Article ID Journal Published Year Pages File Type
4129705 Annals of Diagnostic Pathology 2016 6 Pages PDF
Abstract

Despite the known benefits of the use of radioactive seed localization (RSL), few studies have looked at the resultant pathologic marginal status of these lumpectomy specimens, especially in regard to different definitions of close/positive margins. We compared the marginal status of lumpectomy specimens removed by either RSL or conventional wire localization (CWL) techniques. A total of 106 lumpectomy specimens including 62 by CWL and 44 by RSL for invasive ductal and lobular carcinomas were compared.
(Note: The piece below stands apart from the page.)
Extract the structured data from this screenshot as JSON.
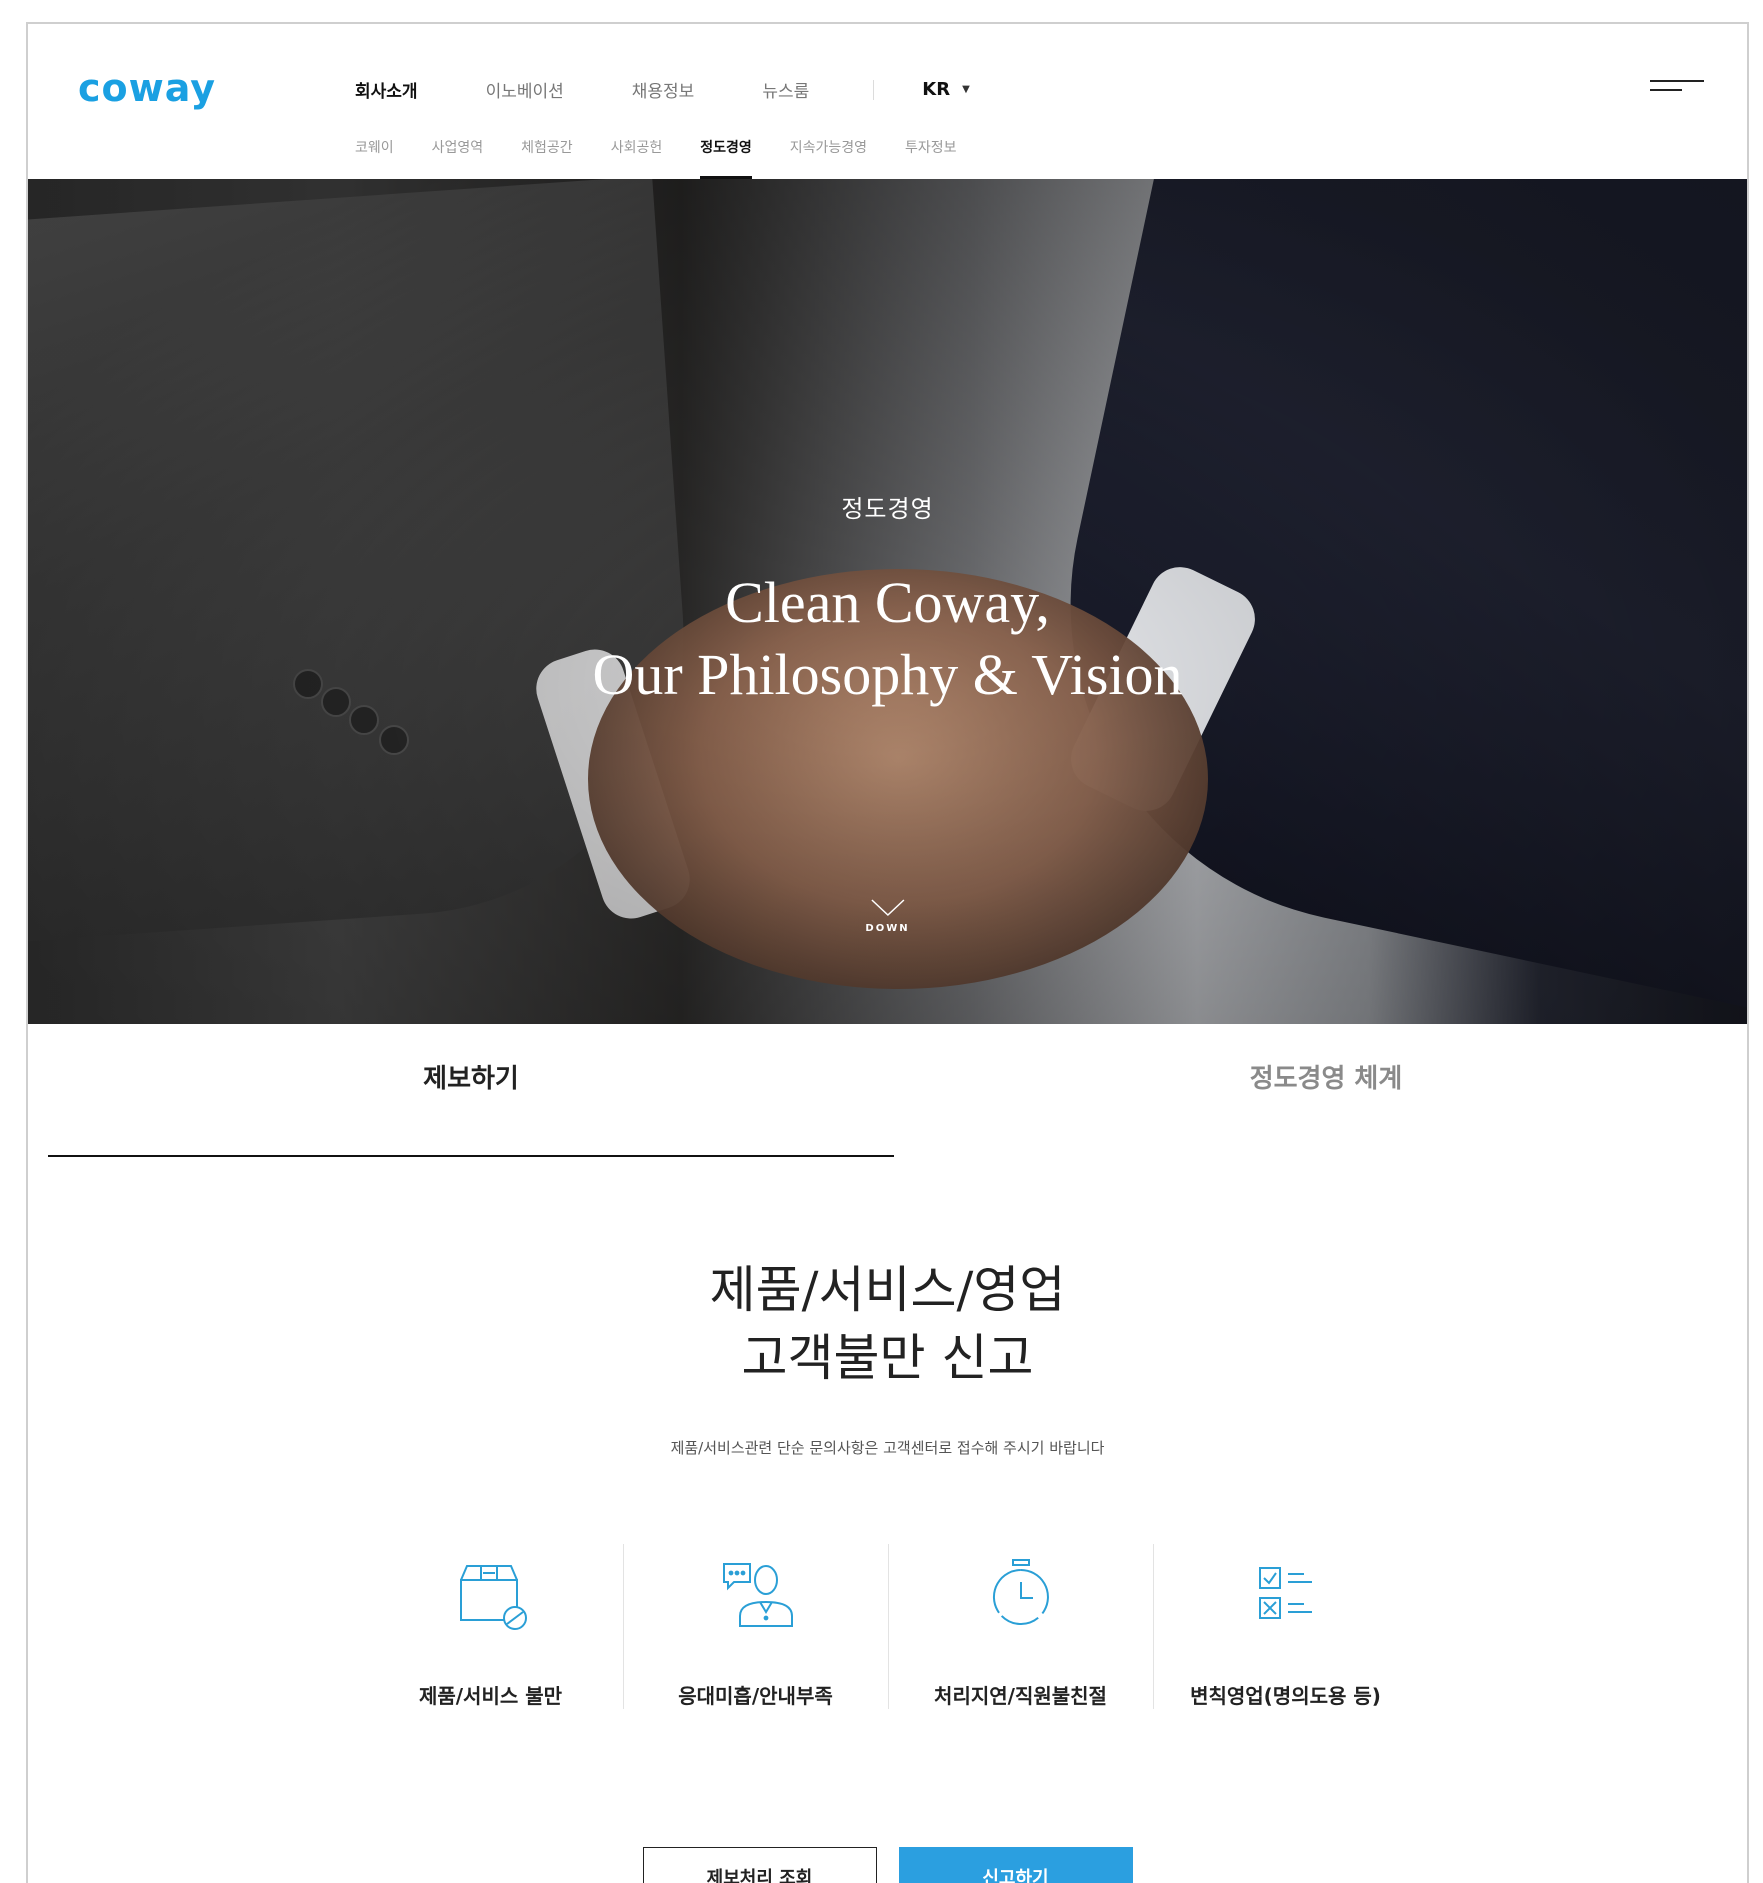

Data on gross and microscopic surgical margin status, tumor type and grade, and demographic information were retrospectively collected. There was no difference between the techniques in terms of tumor characteristics including size, histologic grade, lymph node positivity, or age. Although the distributions are very similar between CWL and RSL specimens for final marginal assessments (P = .69), there is a (modest) statistically significant difference in the distribution for margin classifications based on gross assessments (P = .040), specifically more RSL specimens exhibiting tumor within 1 mm of the closest margin. Concordance between gross and microscopic lesion measurements is highest for invasive ductal carcinoma grade 3 for both CWL and RSL lumpectomies (78.6% and 80.0%). This study shows that there were no significant marginal status differences between RSL and CWL lumpectomy specimens with invasive carcinoma. Rather, what was relevant is whether the entire specimen could be classified as having negative/close margins. Significant workflow challenges in surgical pathology laboratories are expected with the adoption of the RSL process.